The World Trade Organization (WTO) is an example: its dispute-settlement system can rule against a country’s laws. Likewise, the European Court of Justice can instruct an European Union member state to pass new laws that are consistent with the EU legislation. But these two examples are based on far stronger treaties – treaties that do not exist in the field of international investment rules.

The ‘Repsol case’ also showed the benefits of anchoring investment treaties in the EU rather than having it done by individual member states. And this goes to the heart of the new opposition to ISDS in new EU trade accords. Ever since investment issues became part of EU policy in the Lisbon treaty some governments have regretted handing away their power to do their own BITs. But a common EU investment policy will be helpful to European investors faced with intentional discrimination or unfair practices. Policy will now be anchored in a larger economic context. The lesson from the ‘Repsol case’, which got a very strong EU reaction even if it was brought under a BIT between Spain and Argentina, is that that the larger context reinforced the significance of Argentina’s misbehaviour. The EU could display the significance of the full economic relation between Argentina and Europe. The political and economic risks to Argentina of not seeking an arbitrated resolution got bigger.

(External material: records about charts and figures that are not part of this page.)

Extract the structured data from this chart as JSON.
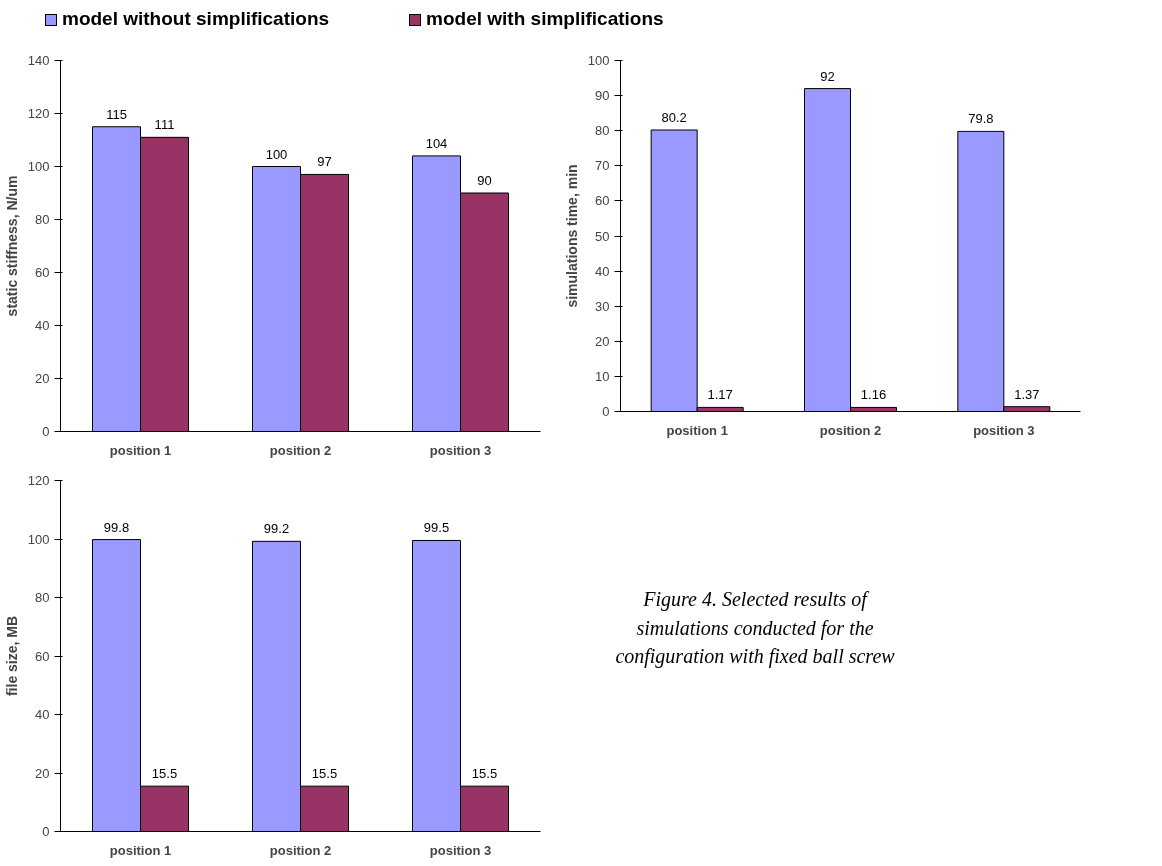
{
  "chart_data": [
    {
      "type": "bar",
      "ylabel": "static stiffness, N/um",
      "categories": [
        "position 1",
        "position 2",
        "position 3"
      ],
      "series": [
        {
          "name": "model without simplifications",
          "color": "#9999ff",
          "values": [
            115,
            100,
            104
          ]
        },
        {
          "name": "model with simplifications",
          "color": "#993366",
          "values": [
            111,
            97,
            90
          ]
        }
      ],
      "ylim": [
        0,
        140
      ],
      "yticks": [
        0,
        20,
        40,
        60,
        80,
        100,
        120,
        140
      ],
      "data_labels": true,
      "legend": "top",
      "grid": false
    },
    {
      "type": "bar",
      "ylabel": "simulations time, min",
      "categories": [
        "position 1",
        "position 2",
        "position 3"
      ],
      "series": [
        {
          "color": "#9999ff",
          "values": [
            80.2,
            92,
            79.8
          ]
        },
        {
          "color": "#993366",
          "values": [
            1.17,
            1.16,
            1.37
          ]
        }
      ],
      "ylim": [
        0,
        100
      ],
      "yticks": [
        0,
        10,
        20,
        30,
        40,
        50,
        60,
        70,
        80,
        90,
        100
      ],
      "data_labels": true,
      "grid": false
    },
    {
      "type": "bar",
      "ylabel": "file size, MB",
      "categories": [
        "position 1",
        "position 2",
        "position 3"
      ],
      "series": [
        {
          "color": "#9999ff",
          "values": [
            99.8,
            99.2,
            99.5
          ]
        },
        {
          "color": "#993366",
          "values": [
            15.5,
            15.5,
            15.5
          ]
        }
      ],
      "ylim": [
        0,
        120
      ],
      "yticks": [
        0,
        20,
        40,
        60,
        80,
        100,
        120
      ],
      "data_labels": true,
      "grid": false
    },
    {
      "type": "other",
      "annotations": [
        "Figure 4. Selected results of simulations conducted for the configuration with fixed ball screw"
      ]
    }
  ]
}
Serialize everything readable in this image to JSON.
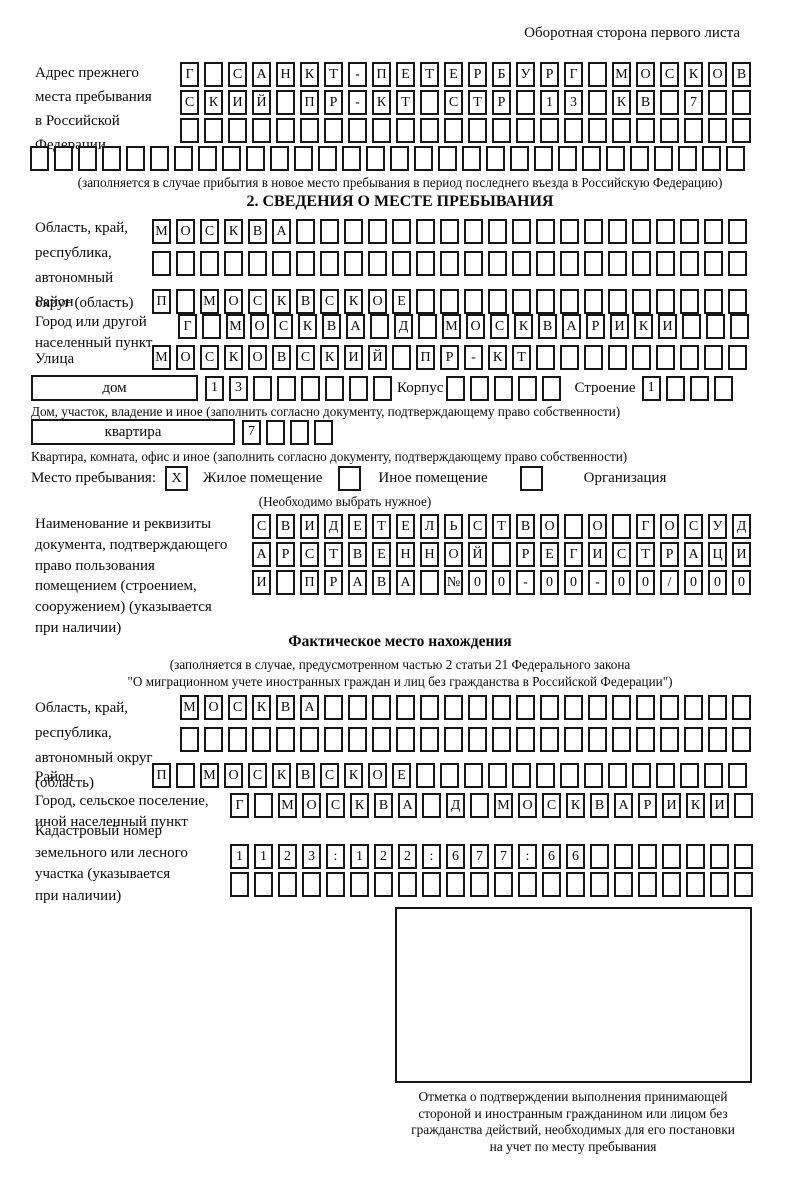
{
  "header_note": "Оборотная сторона первого листа",
  "prev_address": {
    "label_lines": [
      "Адрес прежнего",
      "места пребывания",
      "в Российской",
      "Федерации"
    ],
    "rows": [
      {
        "t": "Г САНКТ-ПЕТЕРБУРГ МОСКОВ",
        "n": 24
      },
      {
        "t": "СКИЙ ПР-КТ СТР 13 КВ 7",
        "n": 24
      },
      {
        "t": "",
        "n": 24
      },
      {
        "t": "",
        "n": 30
      }
    ],
    "caption": "(заполняется в случае прибытия в новое место пребывания в период последнего въезда в Российскую Федерацию)"
  },
  "section2": {
    "title": "2. СВЕДЕНИЯ О МЕСТЕ ПРЕБЫВАНИЯ",
    "oblast": {
      "label_lines": [
        "Область, край,",
        "республика,",
        "автономный",
        "округ (область)"
      ],
      "rows": [
        {
          "t": "МОСКВА",
          "n": 25
        },
        {
          "t": "",
          "n": 25
        }
      ]
    },
    "raion": {
      "label": "Район",
      "row": {
        "t": "П МОСКВСКОЕ",
        "n": 25
      }
    },
    "gorod": {
      "label_lines": [
        "Город или другой",
        "населенный пункт"
      ],
      "row": {
        "t": "Г МОСКВА Д МОСКВАРИКИ",
        "n": 24
      }
    },
    "ulitsa": {
      "label": "Улица",
      "row": {
        "t": "МОСКОВСКИЙ ПР-КТ",
        "n": 25
      }
    },
    "dom": {
      "box_label": "дом",
      "cells": {
        "t": "13",
        "n": 8
      },
      "korpus_label": "Корпус",
      "korpus_cells": {
        "t": "",
        "n": 5
      },
      "stroenie_label": "Строение",
      "stroenie_cells": {
        "t": "1",
        "n": 4
      },
      "caption": "Дом, участок, владение и иное (заполнить согласно документу, подтверждающему право собственности)"
    },
    "kvartira": {
      "box_label": "квартира",
      "cells": {
        "t": "7",
        "n": 4
      },
      "caption": "Квартира, комната, офис и иное (заполнить согласно документу, подтверждающему право собственности)"
    },
    "mesto": {
      "label": "Место пребывания:",
      "options": [
        {
          "label": "Жилое помещение",
          "box": {
            "t": "X",
            "n": 1
          }
        },
        {
          "label": "Иное помещение",
          "box": {
            "t": "",
            "n": 1
          }
        },
        {
          "label": "Организация",
          "box": {
            "t": "",
            "n": 1
          }
        }
      ],
      "caption": "(Необходимо выбрать нужное)"
    },
    "doc": {
      "label_lines": [
        "Наименование и реквизиты",
        "документа, подтверждающего",
        "право пользования",
        "помещением (строением,",
        "сооружением) (указывается",
        "при наличии)"
      ],
      "rows": [
        {
          "t": "СВИДЕТЕЛЬСТВО О ГОСУД",
          "n": 21
        },
        {
          "t": "АРСТВЕННОЙ РЕГИСТРАЦИ",
          "n": 21
        },
        {
          "t": "И ПРАВА №00-00-00/000",
          "n": 21
        }
      ]
    }
  },
  "fakt": {
    "title": "Фактическое место нахождения",
    "caption_lines": [
      "(заполняется в случае, предусмотренном частью 2 статьи 21 Федерального закона",
      "\"О миграционном учете иностранных граждан и лиц без гражданства в Российской Федерации\")"
    ],
    "oblast": {
      "label_lines": [
        "Область, край,",
        "республика,",
        "автономный округ",
        "(область)"
      ],
      "rows": [
        {
          "t": "МОСКВА",
          "n": 24
        },
        {
          "t": "",
          "n": 24
        }
      ]
    },
    "raion": {
      "label": "Район",
      "row": {
        "t": "П МОСКВСКОЕ",
        "n": 25
      }
    },
    "gorod": {
      "label_lines": [
        "Город, сельское поселение,",
        "иной населенный пункт"
      ],
      "row": {
        "t": "Г МОСКВА Д МОСКВАРИКИ",
        "n": 22
      }
    },
    "kadastr": {
      "label_lines": [
        "Кадастровый номер",
        "земельного или лесного",
        "участка (указывается",
        "при наличии)"
      ],
      "rows": [
        {
          "t": "1123:122:677:66",
          "n": 22
        },
        {
          "t": "",
          "n": 22
        }
      ]
    },
    "stamp_caption_lines": [
      "Отметка о подтверждении выполнения принимающей",
      "стороной и иностранным гражданином или лицом без",
      "гражданства действий, необходимых для его постановки",
      "на учет по месту пребывания"
    ]
  }
}
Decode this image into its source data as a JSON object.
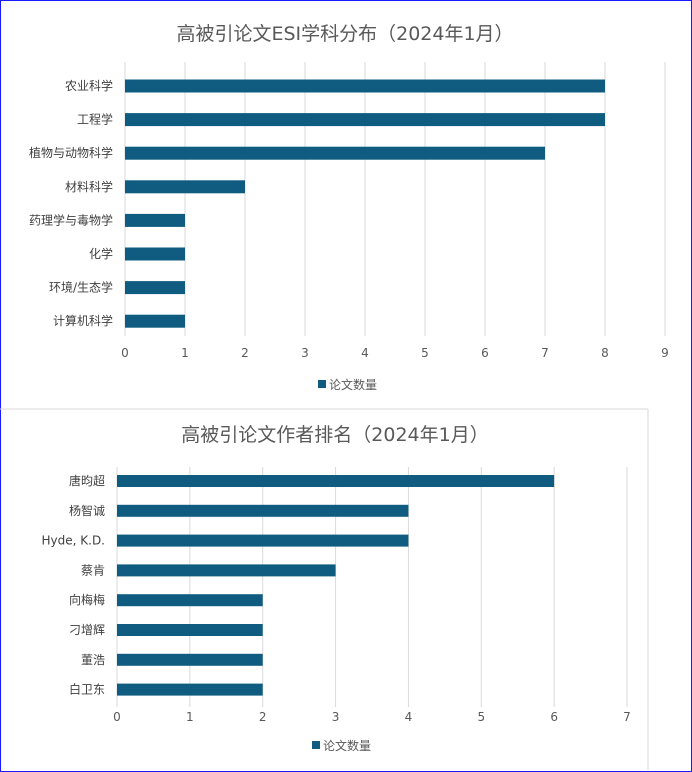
{
  "chart_data": [
    {
      "type": "bar",
      "orientation": "horizontal",
      "title": "高被引论文ESI学科分布（2024年1月）",
      "categories": [
        "农业科学",
        "工程学",
        "植物与动物科学",
        "材料科学",
        "药理学与毒物学",
        "化学",
        "环境/生态学",
        "计算机科学"
      ],
      "series": [
        {
          "name": "论文数量",
          "values": [
            8,
            8,
            7,
            2,
            1,
            1,
            1,
            1
          ],
          "color": "#0f5c80"
        }
      ],
      "xlim": [
        0,
        9
      ],
      "xticks": [
        "0",
        "1",
        "2",
        "3",
        "4",
        "5",
        "6",
        "7",
        "8",
        "9"
      ],
      "grid": true,
      "legend": "bottom"
    },
    {
      "type": "bar",
      "orientation": "horizontal",
      "title": "高被引论文作者排名（2024年1月）",
      "categories": [
        "唐昀超",
        "杨智诚",
        "Hyde, K.D.",
        "蔡肯",
        "向梅梅",
        "刁增辉",
        "董浩",
        "白卫东"
      ],
      "series": [
        {
          "name": "论文数量",
          "values": [
            6,
            4,
            4,
            3,
            2,
            2,
            2,
            2
          ],
          "color": "#0f5c80"
        }
      ],
      "xlim": [
        0,
        7
      ],
      "xticks": [
        "0",
        "1",
        "2",
        "3",
        "4",
        "5",
        "6",
        "7"
      ],
      "grid": true,
      "legend": "bottom"
    }
  ]
}
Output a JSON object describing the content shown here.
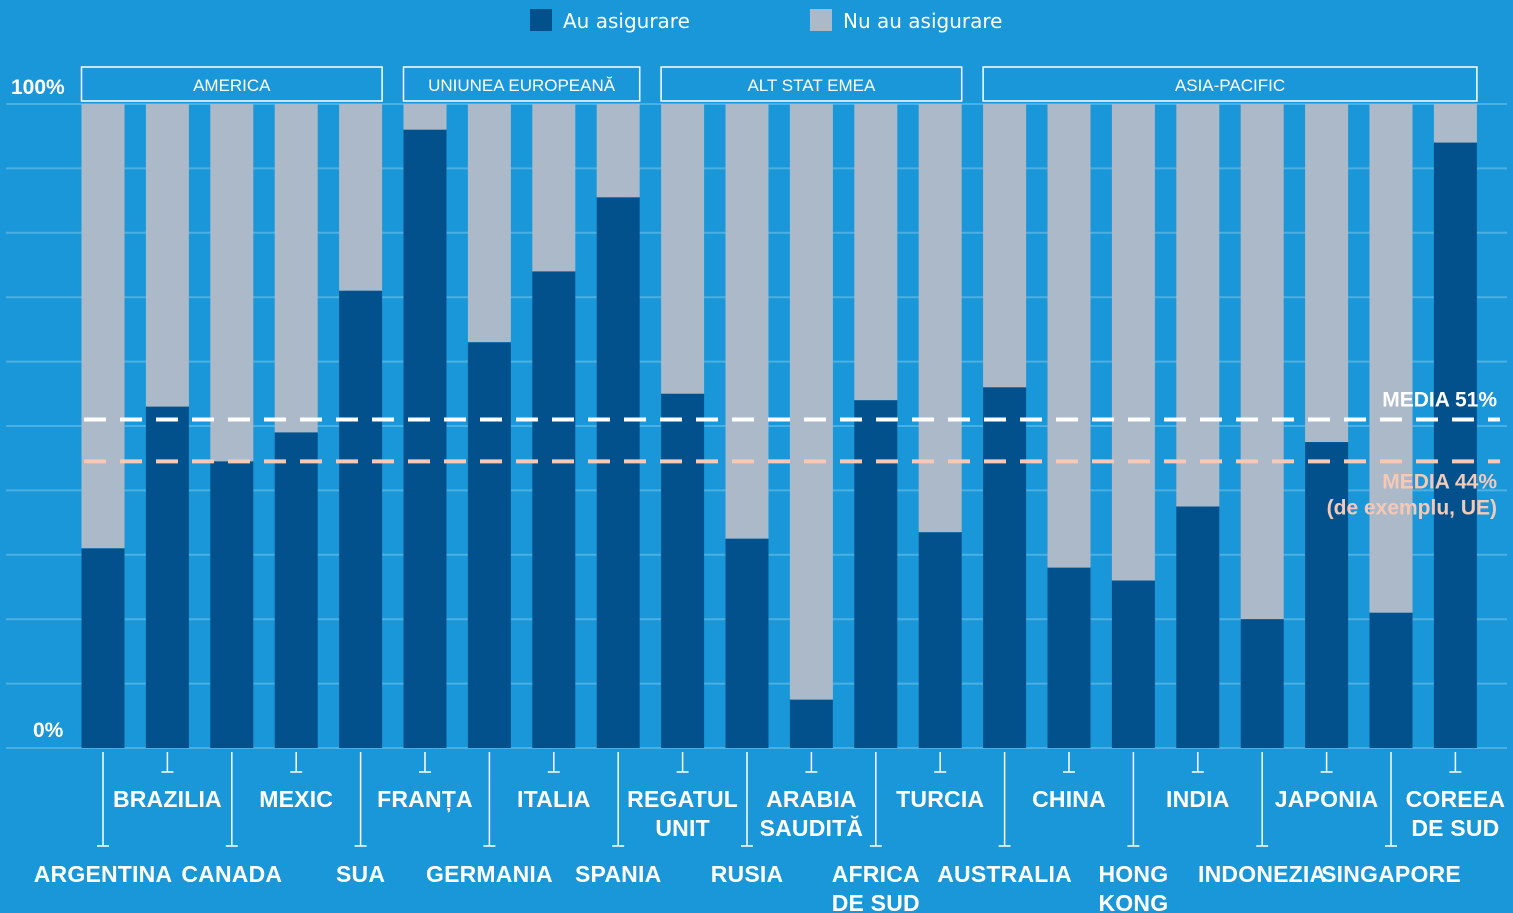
{
  "legend": {
    "insured_label": "Au asigurare",
    "uninsured_label": "Nu au asigurare"
  },
  "colors": {
    "background": "#1a97d8",
    "insured": "#02518c",
    "uninsured": "#abb9c9",
    "gridline": "#4cafe2",
    "average_eu": "#f5c9b6",
    "average_global": "#ffffff"
  },
  "chart_data": {
    "type": "bar",
    "stacked": true,
    "ylim": [
      0,
      100
    ],
    "y_ticks": [
      "100%",
      "0%"
    ],
    "grid": true,
    "categories": [
      [
        "ARGENTINA"
      ],
      [
        "BRAZILIA"
      ],
      [
        "CANADA"
      ],
      [
        "MEXIC"
      ],
      [
        "SUA"
      ],
      [
        "FRANȚA"
      ],
      [
        "GERMANIA"
      ],
      [
        "ITALIA"
      ],
      [
        "SPANIA"
      ],
      [
        "REGATUL",
        "UNIT"
      ],
      [
        "RUSIA"
      ],
      [
        "ARABIA",
        "SAUDITĂ"
      ],
      [
        "AFRICA",
        "DE SUD"
      ],
      [
        "TURCIA"
      ],
      [
        "AUSTRALIA"
      ],
      [
        "CHINA"
      ],
      [
        "HONG",
        "KONG"
      ],
      [
        "INDIA"
      ],
      [
        "INDONEZIA"
      ],
      [
        "JAPONIA"
      ],
      [
        "SINGAPORE"
      ],
      [
        "COREEA",
        "DE SUD"
      ]
    ],
    "series": [
      {
        "name": "Au asigurare",
        "values": [
          31,
          53,
          44.5,
          49,
          71,
          96,
          63,
          74,
          85.5,
          55,
          32.5,
          7.5,
          54,
          33.5,
          56,
          28,
          26,
          37.5,
          20,
          47.5,
          21,
          94
        ]
      },
      {
        "name": "Nu au asigurare",
        "values": [
          69,
          47,
          55.5,
          51,
          29,
          4,
          37,
          26,
          14.5,
          45,
          67.5,
          92.5,
          46,
          66.5,
          44,
          72,
          74,
          62.5,
          80,
          52.5,
          79,
          6
        ]
      }
    ],
    "groups": [
      {
        "label": "AMERICA",
        "first": 0,
        "last": 4
      },
      {
        "label": "UNIUNEA EUROPEANĂ",
        "first": 5,
        "last": 8
      },
      {
        "label": "ALT STAT EMEA",
        "first": 9,
        "last": 13
      },
      {
        "label": "ASIA-PACIFIC",
        "first": 14,
        "last": 21
      }
    ],
    "average_lines": [
      {
        "value": 51,
        "lines": [
          "MEDIA 51%"
        ],
        "color": "#ffffff"
      },
      {
        "value": 44.5,
        "lines": [
          "MEDIA 44%",
          "(de exemplu, UE)"
        ],
        "color": "#f5c9b6"
      }
    ]
  }
}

As the EU now, after the Commission’s consultation on ISDS, begins to ponder its approach to international arbitration, it should choose to improve BIT and ISDS policy, at the very least by making the system of international arbitration more transparent. But the only viable option is to do so on the basis of the current BIT model. Forming a WTO-like system is preferable but politically impossible. And going back to the old ‘gunboat diplomacy’-like ways of resolving disputes is only an option for those countries and companies that can make their way in the world with the force of economic power.